A coragem e determinação foram o que ajudaram a mineira a finalizar o desafio, que contou com alguns problemas durante o percurso. Mesmo com início indo bem, sentindo boas respostas da moto nas tomadas de curva, após entrar em território Mato-grossense e atravessar a ponte sobre o rio Paraná, Virgínia acabou passando direto numa lombada e o GPS acabou se soltando do USB, perdendo a conexão, e a mesma acabou só percebendo depois de seguir por mais 100km.

“(…) O tempo estava um pouco nublado e quando o sol saiu percebi que o meu destino deveria estar na minha frente e não atrás de mim”, conta a mineira, relembrando a situação. “Consegui ligar pro meu marido e com a localização do meu GPS de segurança ele traçou o caminho para eu chegar na minha rota original e peguei o rumo certo para Campo Grande”.

Foto: acervo pessoal

Voltando ao caminho correto, Virgínia percebeu que precisava abastecer, afinal tinha rodado alguns quilômetros não planejados. “No planejamento da rota havia um posto de gasolina entre as cidades de Inocência e Águas claras, mas esse posto foi desativado. Decidi seguir viagem. Grande erro. Faltando 10 km para chegar em Inocência deu pane seca na moto”, explica. “Mantive a tranquilidade e achei um reboque para me resgatar”.

Mesmo com os imprevistos, tudo ocorreu bem no final, “Consegui fazer os 1600 km e nesse momento minha emoção foi a mil. Eu gritava dentro do capacete, buzinava e piscava farol igual uma louca.
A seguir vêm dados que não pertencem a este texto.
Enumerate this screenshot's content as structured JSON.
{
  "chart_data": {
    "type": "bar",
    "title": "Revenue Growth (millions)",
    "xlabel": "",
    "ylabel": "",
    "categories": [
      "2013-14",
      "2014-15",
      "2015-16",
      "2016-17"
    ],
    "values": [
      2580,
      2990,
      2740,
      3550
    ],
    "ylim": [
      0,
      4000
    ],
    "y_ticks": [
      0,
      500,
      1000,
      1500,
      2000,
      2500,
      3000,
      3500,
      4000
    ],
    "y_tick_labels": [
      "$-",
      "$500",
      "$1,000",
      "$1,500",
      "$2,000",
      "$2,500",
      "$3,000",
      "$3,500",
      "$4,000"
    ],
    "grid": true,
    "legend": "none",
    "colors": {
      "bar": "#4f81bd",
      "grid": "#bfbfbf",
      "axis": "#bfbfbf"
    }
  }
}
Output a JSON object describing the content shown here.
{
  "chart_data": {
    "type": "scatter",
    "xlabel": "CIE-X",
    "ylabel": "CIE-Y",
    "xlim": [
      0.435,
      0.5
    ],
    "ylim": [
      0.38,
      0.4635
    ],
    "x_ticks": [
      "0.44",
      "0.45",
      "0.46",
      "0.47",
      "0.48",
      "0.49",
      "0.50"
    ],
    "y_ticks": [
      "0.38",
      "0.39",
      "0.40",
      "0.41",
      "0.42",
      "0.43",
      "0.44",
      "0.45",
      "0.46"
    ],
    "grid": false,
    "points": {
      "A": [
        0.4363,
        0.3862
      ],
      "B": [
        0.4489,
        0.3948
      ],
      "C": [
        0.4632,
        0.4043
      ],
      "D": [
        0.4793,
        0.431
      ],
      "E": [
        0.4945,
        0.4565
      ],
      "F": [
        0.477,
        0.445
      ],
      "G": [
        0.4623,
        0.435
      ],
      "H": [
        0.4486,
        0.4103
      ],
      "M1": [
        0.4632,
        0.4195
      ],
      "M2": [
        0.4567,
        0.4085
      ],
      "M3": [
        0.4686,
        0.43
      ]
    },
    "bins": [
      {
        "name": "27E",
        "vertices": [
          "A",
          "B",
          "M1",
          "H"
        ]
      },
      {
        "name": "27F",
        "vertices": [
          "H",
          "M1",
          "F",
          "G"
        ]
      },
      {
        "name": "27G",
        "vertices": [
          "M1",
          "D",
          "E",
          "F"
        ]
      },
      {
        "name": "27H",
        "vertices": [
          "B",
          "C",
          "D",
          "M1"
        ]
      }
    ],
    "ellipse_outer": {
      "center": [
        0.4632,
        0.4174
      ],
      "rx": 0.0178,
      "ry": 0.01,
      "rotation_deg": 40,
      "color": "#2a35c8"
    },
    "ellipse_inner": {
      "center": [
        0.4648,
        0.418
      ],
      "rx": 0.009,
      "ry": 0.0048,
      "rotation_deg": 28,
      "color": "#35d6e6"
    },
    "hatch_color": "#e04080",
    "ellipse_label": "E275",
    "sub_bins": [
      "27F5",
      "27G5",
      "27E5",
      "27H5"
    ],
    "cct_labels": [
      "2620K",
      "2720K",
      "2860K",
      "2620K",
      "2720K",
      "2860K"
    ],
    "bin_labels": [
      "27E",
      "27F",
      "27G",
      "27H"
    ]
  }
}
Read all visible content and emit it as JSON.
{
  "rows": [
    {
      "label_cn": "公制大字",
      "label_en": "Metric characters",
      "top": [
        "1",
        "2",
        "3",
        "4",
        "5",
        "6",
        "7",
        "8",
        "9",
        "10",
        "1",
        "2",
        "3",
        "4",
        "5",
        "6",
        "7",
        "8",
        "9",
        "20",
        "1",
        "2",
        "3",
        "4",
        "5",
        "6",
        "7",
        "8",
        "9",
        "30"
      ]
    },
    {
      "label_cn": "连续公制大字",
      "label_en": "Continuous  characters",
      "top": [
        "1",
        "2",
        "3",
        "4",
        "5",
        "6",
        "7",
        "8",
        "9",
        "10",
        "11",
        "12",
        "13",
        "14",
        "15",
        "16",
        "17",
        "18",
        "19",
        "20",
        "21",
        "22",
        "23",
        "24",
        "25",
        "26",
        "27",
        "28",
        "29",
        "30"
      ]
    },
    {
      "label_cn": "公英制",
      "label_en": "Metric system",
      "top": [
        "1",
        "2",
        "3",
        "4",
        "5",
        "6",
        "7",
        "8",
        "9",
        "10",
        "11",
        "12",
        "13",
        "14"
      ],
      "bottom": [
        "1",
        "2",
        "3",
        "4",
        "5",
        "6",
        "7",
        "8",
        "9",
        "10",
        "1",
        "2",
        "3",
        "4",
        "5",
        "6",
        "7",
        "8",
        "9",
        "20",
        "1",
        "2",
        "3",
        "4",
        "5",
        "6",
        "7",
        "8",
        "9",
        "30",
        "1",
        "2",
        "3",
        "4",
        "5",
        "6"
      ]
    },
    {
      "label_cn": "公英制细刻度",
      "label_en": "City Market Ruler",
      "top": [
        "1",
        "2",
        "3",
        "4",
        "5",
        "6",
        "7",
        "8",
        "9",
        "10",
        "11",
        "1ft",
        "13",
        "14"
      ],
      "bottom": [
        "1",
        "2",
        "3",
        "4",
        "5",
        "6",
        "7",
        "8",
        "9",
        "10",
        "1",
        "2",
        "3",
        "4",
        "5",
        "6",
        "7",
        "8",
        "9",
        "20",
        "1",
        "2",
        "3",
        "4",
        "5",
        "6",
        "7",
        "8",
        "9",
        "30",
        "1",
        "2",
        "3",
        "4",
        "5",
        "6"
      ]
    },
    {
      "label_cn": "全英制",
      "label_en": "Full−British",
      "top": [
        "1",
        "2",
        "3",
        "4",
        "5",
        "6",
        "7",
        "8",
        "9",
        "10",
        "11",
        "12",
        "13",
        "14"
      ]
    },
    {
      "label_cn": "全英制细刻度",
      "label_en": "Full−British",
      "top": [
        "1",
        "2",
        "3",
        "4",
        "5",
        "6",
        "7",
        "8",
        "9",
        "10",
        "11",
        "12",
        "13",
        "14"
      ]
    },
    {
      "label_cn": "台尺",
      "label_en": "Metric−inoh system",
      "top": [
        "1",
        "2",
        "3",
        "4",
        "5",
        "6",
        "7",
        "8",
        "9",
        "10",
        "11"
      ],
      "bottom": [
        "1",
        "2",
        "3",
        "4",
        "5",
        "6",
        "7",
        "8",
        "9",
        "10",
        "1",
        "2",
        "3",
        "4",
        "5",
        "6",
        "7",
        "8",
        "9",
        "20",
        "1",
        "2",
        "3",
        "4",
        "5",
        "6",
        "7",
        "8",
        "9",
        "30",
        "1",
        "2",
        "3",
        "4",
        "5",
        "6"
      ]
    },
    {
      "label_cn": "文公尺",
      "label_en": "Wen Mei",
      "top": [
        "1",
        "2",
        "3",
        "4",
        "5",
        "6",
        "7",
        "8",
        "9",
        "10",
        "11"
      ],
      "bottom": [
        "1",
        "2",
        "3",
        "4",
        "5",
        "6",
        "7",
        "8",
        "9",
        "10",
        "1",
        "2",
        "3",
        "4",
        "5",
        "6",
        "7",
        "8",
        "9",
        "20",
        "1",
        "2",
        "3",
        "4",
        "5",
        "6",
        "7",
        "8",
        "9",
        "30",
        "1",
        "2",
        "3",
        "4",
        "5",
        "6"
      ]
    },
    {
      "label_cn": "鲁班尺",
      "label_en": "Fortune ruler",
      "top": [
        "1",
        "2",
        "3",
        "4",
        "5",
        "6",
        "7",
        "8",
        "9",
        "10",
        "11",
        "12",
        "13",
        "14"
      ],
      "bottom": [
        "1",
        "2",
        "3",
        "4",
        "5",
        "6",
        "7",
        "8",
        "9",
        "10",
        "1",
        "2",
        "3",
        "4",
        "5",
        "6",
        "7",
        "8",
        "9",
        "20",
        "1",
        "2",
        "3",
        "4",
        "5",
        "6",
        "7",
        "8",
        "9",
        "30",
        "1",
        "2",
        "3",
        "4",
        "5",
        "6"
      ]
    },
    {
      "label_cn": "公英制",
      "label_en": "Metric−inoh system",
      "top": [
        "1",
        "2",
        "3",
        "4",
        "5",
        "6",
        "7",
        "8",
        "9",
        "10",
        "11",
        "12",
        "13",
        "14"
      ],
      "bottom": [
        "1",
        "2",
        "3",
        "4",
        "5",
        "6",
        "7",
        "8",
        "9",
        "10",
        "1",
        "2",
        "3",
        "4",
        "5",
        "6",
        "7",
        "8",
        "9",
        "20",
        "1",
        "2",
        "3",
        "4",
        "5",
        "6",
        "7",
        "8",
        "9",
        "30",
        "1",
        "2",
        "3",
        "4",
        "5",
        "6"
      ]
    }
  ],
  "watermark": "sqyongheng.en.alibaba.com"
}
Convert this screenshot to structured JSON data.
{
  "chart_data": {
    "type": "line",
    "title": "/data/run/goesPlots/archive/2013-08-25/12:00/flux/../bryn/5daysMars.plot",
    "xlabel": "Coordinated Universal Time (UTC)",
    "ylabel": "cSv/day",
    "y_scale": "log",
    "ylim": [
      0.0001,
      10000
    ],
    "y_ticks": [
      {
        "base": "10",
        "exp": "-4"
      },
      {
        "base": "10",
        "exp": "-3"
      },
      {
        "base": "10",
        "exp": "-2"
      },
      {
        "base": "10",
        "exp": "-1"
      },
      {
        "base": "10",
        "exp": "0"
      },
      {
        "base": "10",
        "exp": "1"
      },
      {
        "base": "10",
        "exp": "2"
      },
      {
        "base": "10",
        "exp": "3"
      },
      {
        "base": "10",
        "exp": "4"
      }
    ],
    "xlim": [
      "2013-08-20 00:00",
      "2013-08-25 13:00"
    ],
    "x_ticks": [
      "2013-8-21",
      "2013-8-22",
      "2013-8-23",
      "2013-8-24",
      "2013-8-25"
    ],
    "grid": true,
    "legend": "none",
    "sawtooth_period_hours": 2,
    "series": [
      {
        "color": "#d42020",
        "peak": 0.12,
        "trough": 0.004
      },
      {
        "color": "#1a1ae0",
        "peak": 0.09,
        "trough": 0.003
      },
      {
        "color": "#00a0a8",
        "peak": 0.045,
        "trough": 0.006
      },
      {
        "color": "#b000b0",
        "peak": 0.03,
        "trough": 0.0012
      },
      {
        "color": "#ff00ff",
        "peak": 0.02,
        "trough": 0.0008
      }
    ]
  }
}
Isso tudo no meio do nada. Tomada pela emoção, ao passar por uma operação policial, eu não vi o agente fazendo sinal de parada e continuei meu caminho, acelerando para chegar logo no posto e tirar foto da nota de abastecimento final, com meu hodômetro marcando mais de 1600 km”.

Foto: divulgação arquivo pessoal

“De repente vi uma luz ofuscante atrás de mim e o barulho de sirene e o giroflex da viatura da Polícia Rodoviária Federal ligado. Encostei a moto e ouvi um: mão na cabeça! Nessa hora bateu o desespero: o que eu fiz? Os policiais pediram para eu descer da moto e verificaram minha documentação. Estava tudo em ordem e eles quiseram saber o que eu estava fazendo sozinha, na madrugada, no meio do nada, andando de moto”, relembra. “Falei sobre o desafio e acabei fazendo mais dois amigos”.

Virgínia adiou seu sonho de pilotar até 2018, pois só conseguiu entrar no mundo das duas rodas somente após superar o trauma da perda do seu meu melhor amigo, num acidente de motocicleta a 18 anos atrás. Para completar o desafio, ela utilizou uma Ducati Monster 797.